Journalism students formed a press club in 1925, and that same year, the department gained membership in the Association of American Schools and Departments of Journalism—a precursor to the Association for Education in Journalism and Mass Communication (AEJMC), which today counts the Newhouse School among its members.
By 1929, 85 students were enrolled in the journalism program. That year, Professor John O. Simmons, who had become department head a few years earlier, described the program in an article published in The Syracuse Herald. Simmons noted that students took a large number of courses in the liberal arts, with about one fourth of their coursework in journalism. Classes included News Writing, History of Journalism, Feature Writing, Editorial Writing and Newspaper Practice. A thesis was required for graduation.
“Journalism students on the Hill may be described as preparing themselves for positions of responsibility on journals which seek to enlighten the public on the true facts of the progress of society from day to day,” Simmons wrote.
In 1934, the Department of Journalism became the School of Journalism, founded under the leadership of Dean M. Lyle Spencer. At the time of his appointment, Spencer, who had left a position as president of the University of Washington to come to Syracuse, said, “Emphasis will be placed on the social and ethical responsibilities of journalism, with foundational studies in the fields of economics, political science, modern history, modern languages, literature and law and history of the press.”
The new School of Journalism was housed in Yates Castle, a Gothic style stone-and-brick structure on Irving Avenue, and journalism students were referred to as “Kastle Kids.” The building was also home to several student publications, including The Daily Orange, which had been acquired by the University in 1922. (The paper would become independent in 1971.)
The year 1934 also saw the passage of the Communications Act, which would shape the field of broadcasting for decades, and the first college credit radio course in the country, offered at Syracuse. In 1947, the University launched WAER, one of the nation’s first college radio stations.
The School of Journalism remained in Yates Castle until 1953, when the University announced that the building would be demolished to allow for the expansion of the medical school. Journalism classes were conducted on campus in the Women’s Gymnasium (which stood near the site of the current Physics Building), and in a series of Quonset huts located near Crouse College. The editorial offices of The Daily Orange were also moved to one of the huts, which students nicknamed “the Hellbox.”

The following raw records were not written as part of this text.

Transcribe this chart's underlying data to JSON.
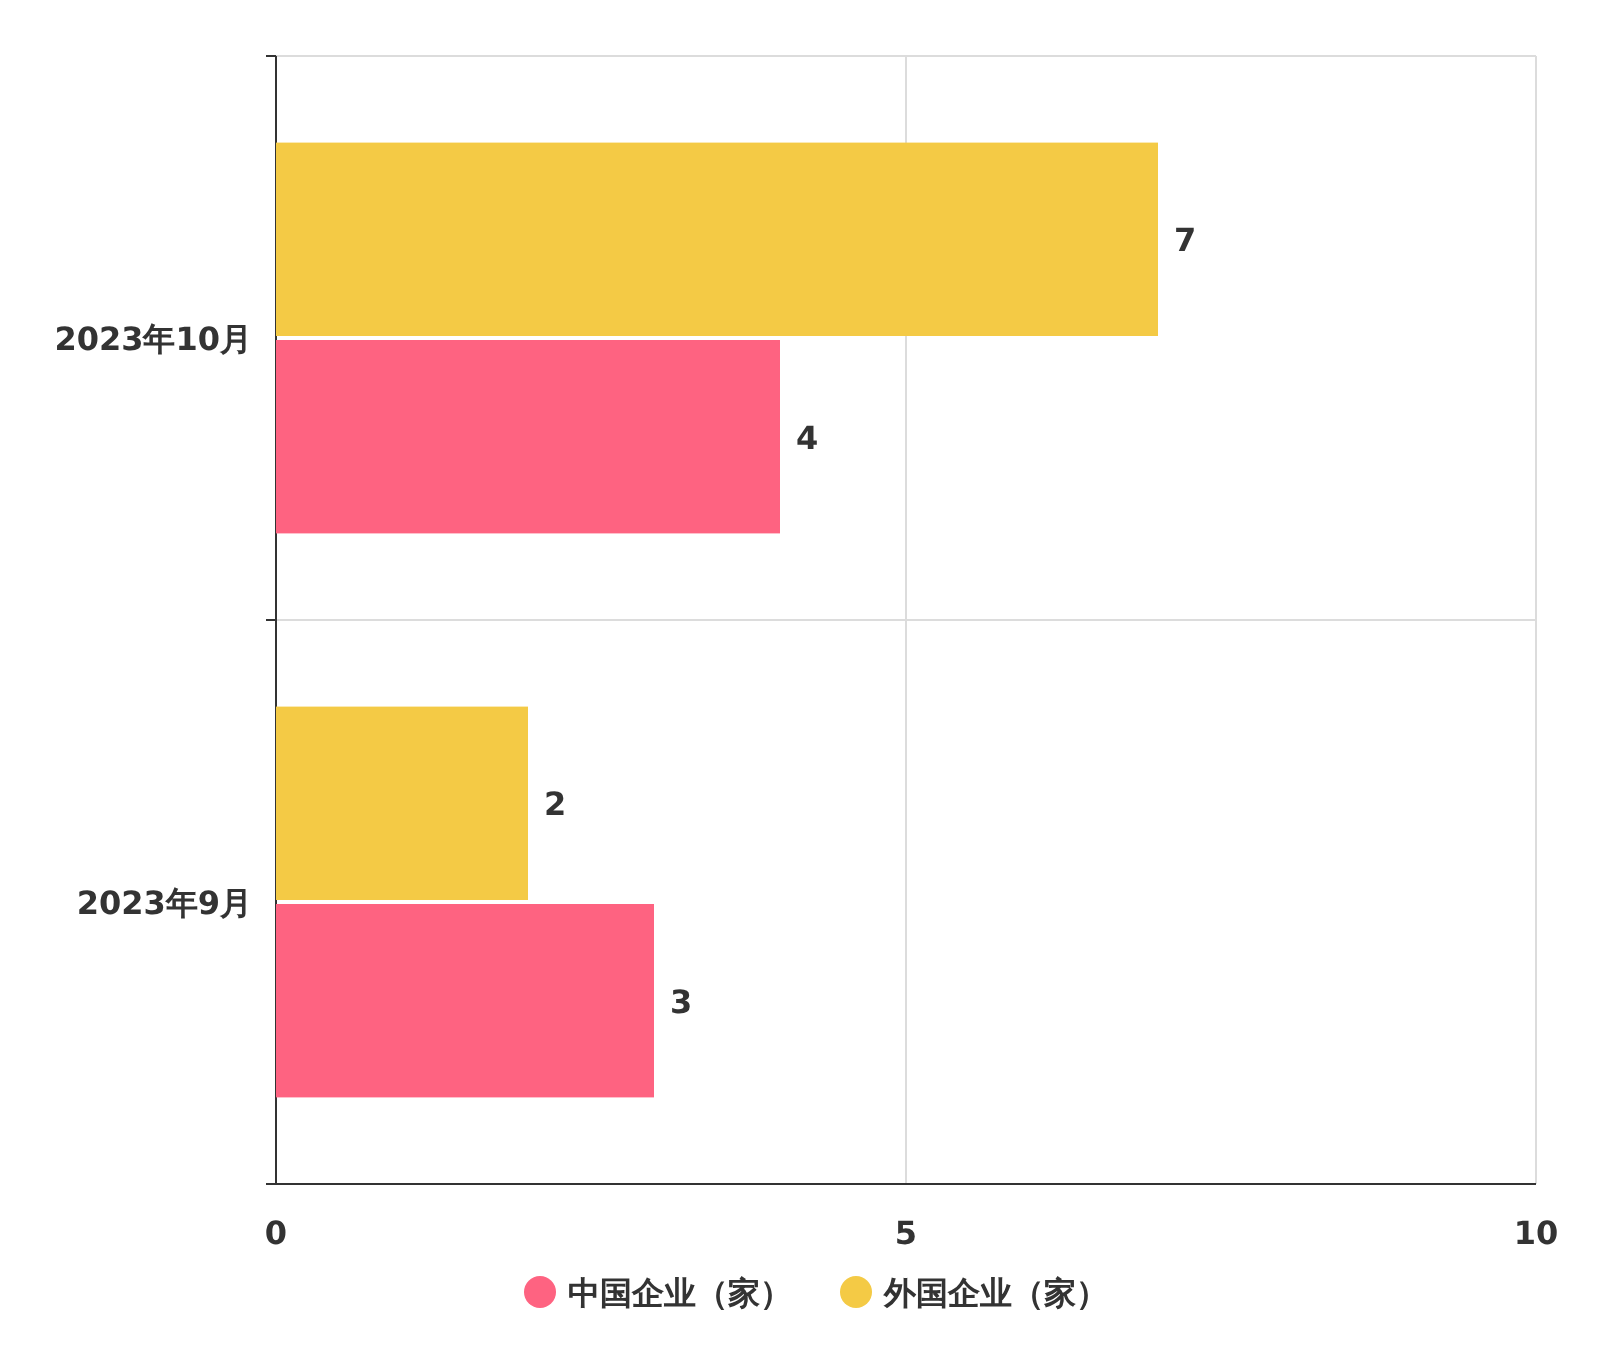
{
  "chart_data": {
    "type": "bar",
    "orientation": "horizontal",
    "categories": [
      "2023年10月",
      "2023年9月"
    ],
    "series": [
      {
        "name": "中国企业（家）",
        "color": "#fe6381",
        "values": [
          4,
          3
        ]
      },
      {
        "name": "外国企业（家）",
        "color": "#f4ca45",
        "values": [
          7,
          2
        ]
      }
    ],
    "xlim": [
      0,
      10
    ],
    "xticks": [
      0,
      5,
      10
    ],
    "data_labels": true,
    "grid": true,
    "legend": "bottom"
  }
}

Wesley Clark, who had been named dean of the school in 1952, announced a $750,000 campaign to raise funds for a new journalism building. But it was around this time that Syracuse Chancellor William Tolley met New York publishing magnate Samuel I. Newhouse, and discussions began about a gift from Newhouse to fund the building. That gift—at that time the largest in University history—was $15 million, announced in 1962 in support of a planned three-building complex.
Two years later, Newhouse and his family stood alongside President Lyndon B. Johnson at the dedication of the first of those buildings, Newhouse 1. (Newhouse would also see the dedication of Newhouse 2 in 1974, and his sons would preside over the dedication of Newhouse 3 in 2007.)
In 1971, the School of Journalism merged with the Department of Television and Radio, and Tolley recommended to the Board of Trustees that the school be renamed in honor of its biggest benefactor.
Fifty-two years after the Department of Journalism was quietly founded at Syracuse University, the S.I. Newhouse School of Public Communications was born.